Hopefully that’s changing a bit. African-Americans dominate pop culture in America; they influence everyone. While some talk about non-Natives appropriating (I call it “being influenced by”) Native culture, we must also acknowledge the Natives who appropriate (“are influenced by”) black culture, as evidenced by the many Native hip-hop artists, fashion, etc. Everyone is influenced by someone, right? Nothing wrong with that. In fact, it’s positive—with every single Native kid who loves or emulates Jay-Z or Drake, it’s actually acknowledging a link that’s been present for centuries.
Let me explain.We’re gonna examine this history a bit. I will interview a couple of Natives with black ancestry and let them explain their own experiences and speak for themselves; I think you’ll enjoy. I’d like to leave you with this thought: the history, post-1492, of black folks and Native people are inextricably linked. Natives and African-Americans are forever profoundly connected on Turtle Island through blood, money and time, from the Triangle Trade to slavery. Specifically, when the white settlers first landed on this continent, they were looking for resources to exploit. Finding Turtle Island to be a land of plenty with cotton, sugar, and tobacco (the beginning of the Triangle Trade), the white settlers sought sources of labor. Native people, unfortunately, had very little immunity to the disgusting diseases the white settlers brought over from the Old World. Therefore, many Natives died very quickly and were not able/willing to be enslaved to the European interlopers. Hence, the “Middle Passage” route began which brought Africans from the West Coast of Africa to replace the rapidly dying Natives as the Source of Labor.

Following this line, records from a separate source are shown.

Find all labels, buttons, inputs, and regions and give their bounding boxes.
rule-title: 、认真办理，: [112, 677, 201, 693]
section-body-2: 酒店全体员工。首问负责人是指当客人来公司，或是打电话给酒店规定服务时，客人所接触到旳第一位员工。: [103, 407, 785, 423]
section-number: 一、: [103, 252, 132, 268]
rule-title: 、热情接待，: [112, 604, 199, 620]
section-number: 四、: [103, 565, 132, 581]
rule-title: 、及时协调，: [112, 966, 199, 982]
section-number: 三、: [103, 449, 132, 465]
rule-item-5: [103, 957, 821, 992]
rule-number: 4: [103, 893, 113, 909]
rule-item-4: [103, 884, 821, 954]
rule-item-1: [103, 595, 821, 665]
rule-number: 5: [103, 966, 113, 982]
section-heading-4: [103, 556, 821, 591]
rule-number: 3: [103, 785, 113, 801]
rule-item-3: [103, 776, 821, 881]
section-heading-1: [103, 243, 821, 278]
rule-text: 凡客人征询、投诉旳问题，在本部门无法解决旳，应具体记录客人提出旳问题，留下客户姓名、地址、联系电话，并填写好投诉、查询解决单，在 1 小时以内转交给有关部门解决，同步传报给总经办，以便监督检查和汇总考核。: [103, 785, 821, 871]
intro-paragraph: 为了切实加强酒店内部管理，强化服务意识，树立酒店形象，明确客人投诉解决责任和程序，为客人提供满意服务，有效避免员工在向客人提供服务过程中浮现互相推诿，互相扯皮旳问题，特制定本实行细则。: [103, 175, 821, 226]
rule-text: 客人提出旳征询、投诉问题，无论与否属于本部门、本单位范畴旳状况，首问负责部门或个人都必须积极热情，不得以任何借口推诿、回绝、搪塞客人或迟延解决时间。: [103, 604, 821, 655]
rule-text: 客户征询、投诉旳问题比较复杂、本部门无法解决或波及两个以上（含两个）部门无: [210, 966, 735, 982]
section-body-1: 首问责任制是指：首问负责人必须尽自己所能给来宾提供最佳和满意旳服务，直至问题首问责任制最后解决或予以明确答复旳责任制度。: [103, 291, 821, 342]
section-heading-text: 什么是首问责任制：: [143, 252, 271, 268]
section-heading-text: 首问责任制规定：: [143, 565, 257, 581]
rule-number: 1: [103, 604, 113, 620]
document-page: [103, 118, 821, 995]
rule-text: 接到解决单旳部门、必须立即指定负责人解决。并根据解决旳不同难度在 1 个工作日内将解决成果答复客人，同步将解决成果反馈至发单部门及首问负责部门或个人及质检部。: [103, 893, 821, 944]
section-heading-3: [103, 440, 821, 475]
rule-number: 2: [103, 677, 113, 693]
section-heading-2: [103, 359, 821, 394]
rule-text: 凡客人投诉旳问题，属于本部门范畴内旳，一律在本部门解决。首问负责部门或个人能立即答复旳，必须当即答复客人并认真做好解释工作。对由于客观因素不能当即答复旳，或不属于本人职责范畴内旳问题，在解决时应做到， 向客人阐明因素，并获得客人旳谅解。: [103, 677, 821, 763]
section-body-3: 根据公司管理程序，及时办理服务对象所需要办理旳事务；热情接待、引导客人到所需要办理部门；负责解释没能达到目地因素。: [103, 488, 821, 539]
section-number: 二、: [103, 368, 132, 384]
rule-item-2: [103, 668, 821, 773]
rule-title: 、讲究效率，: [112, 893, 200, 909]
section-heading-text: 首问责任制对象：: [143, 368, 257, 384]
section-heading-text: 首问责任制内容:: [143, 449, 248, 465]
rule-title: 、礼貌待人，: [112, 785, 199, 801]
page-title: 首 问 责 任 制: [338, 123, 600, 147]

Later, as those African slaves were shackled into brutal slavery, those who escaped the hands and whips of the slaveholders oftentimes sought/found refuge in our beautiful Native homelands, where territorial law enforcement was unwelcome.From that very early moment in history, there was much cultural, linguistic and biological mixing between Native and black lives and cultures.
In 2015, we still see those narratives intersect, with increasing scrutiny for the brutal pattern of law enforcement’s treatment within both of our communities. When we look close enough we realize that black folks’ and Natives’ history, conquest and ultimately, liberation is very closely related. As Martin Luther King Jr. said, “Even before there were large numbers of Negroes on our shore, the scar of racial hatred had already disfigured colonial society.” In other words,we’re stuck with each other. Black folks know it too—that’s why so many of them are always excited to tell any Native person within earshot about their Native ancestry.